Methodology To address this gap, we performed single-cell RNA sequencing (scRNA-seq) on a rare, clinically well-annotated cohort (n=52) of diagnostic bone marrow (BM) [Australia, n=20 and Singapore, n=4)] samples and peripheral blood (PB) [Australia, n=18 and Japan, n=10)] from CML patients stratified by TFR outcome. This approach enabled retrospective linkage of stem cell transcriptional states to long-term clinical fate. Such diagnostic CML samples were compared to 7 healthy donors. We profiled 149,000 BM cells, including 83,686 CD34⁺ hematopoietic progenitors, and applied integrative analyses including gene set enrichment analysis (GSEA), gene set variation analysis (GSVA), differential gene expression testing, and CellChat-based intercellular communication analysis to characterize LSC states, pathway activity, and microenvironmental interactions. In parallel, we profiled 35,525 CD34⁺ cells from the PB to determine whether diagnostic biomarkers identified in the BM compartment are preserved in the peripheral circulation.
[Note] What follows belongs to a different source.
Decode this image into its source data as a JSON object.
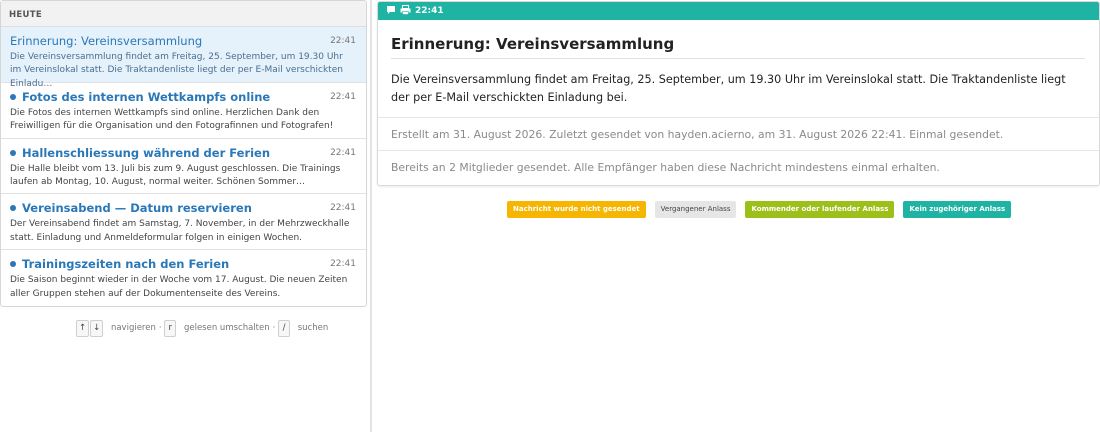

Results We compared diagnostic LSCs (2692 BCR::ABL+ and 3031 BCR::ABL1- stem cells) from patients who maintained remission versus those who relapsed following TKI cessation. Gene Set Variation Analysis (GSVA) demonstrated stark transcriptional differences at diagnosis between these groups. LSCs from relapsing patients showed pronounced enrichment of cell cycle progression programs, including E2F targets and DNA replication, and modest enrichments in lipid storage and immune signalling. Intriguingly, a closer examination resolved two molecularly distinct, relapse-fated LSC subtypes at diagnosis: a proliferative subtype (Relapse-P; n = 6) defined by E2F-driven transcriptional programs (DNA replication), metabolic rewiring, and oncogenic signalling; and an immune subtype (Relapse-I; n = 8) characterized by inflammatory signalling, cell adhesion processes, and fatty acid metabolism. Both subtypes exhibited a Short-Term Hematopoietic Stem Cell (ST-HSC)-like state of activated quiescence, marked by CD71 expression. Critically, quiescent Relapse-P LSCs demonstrated a druggable, non-canonical PRC1.1 (Polycomb Repressive Complex) activation, revealing a targetable vulnerability absent in remission cells. Cell-cell communication analysis uncovered self-reinforcing autocrine circuits specifically enriched in relapse LSCs, notably sterol metabolism (DHEA-PPARA/ESR1) and adhesion signalling (NAMPT-ITGA5/ITGB1). Common to both the Relapse-P and Relapse-I subgroups, we identified the cancer testis antigens, SPAG6 and PRSS21 as BM-specific candidate biomarkers. However, their expression was markedly diminished in the Relapse-PB cohort, with only SPAG6 retained at reduced sensitivity. These observations underscore the need for BM-centric biomarker development at the point of CML diagnosis.
ConclusionOur study provides compelling evidence that relapse fate in CML is molecularly pre-encoded within diagnostic LSCs, years before therapy cessation and enables early risk stratification via SPAG6, PRSS21 and CD71 as markers of BM-derived LSCs. This atlas provides a valuable resource for dissecting LSC-intrinsic programs and immune–LSC interactions, while also enabling two key clinical applications: (1) development of early biomarkers based on BM-derived LSC signatures, and (2) rational design of combination therapies (e.g., TKI + epigenetic drugs) to improve curative outcomes in CML.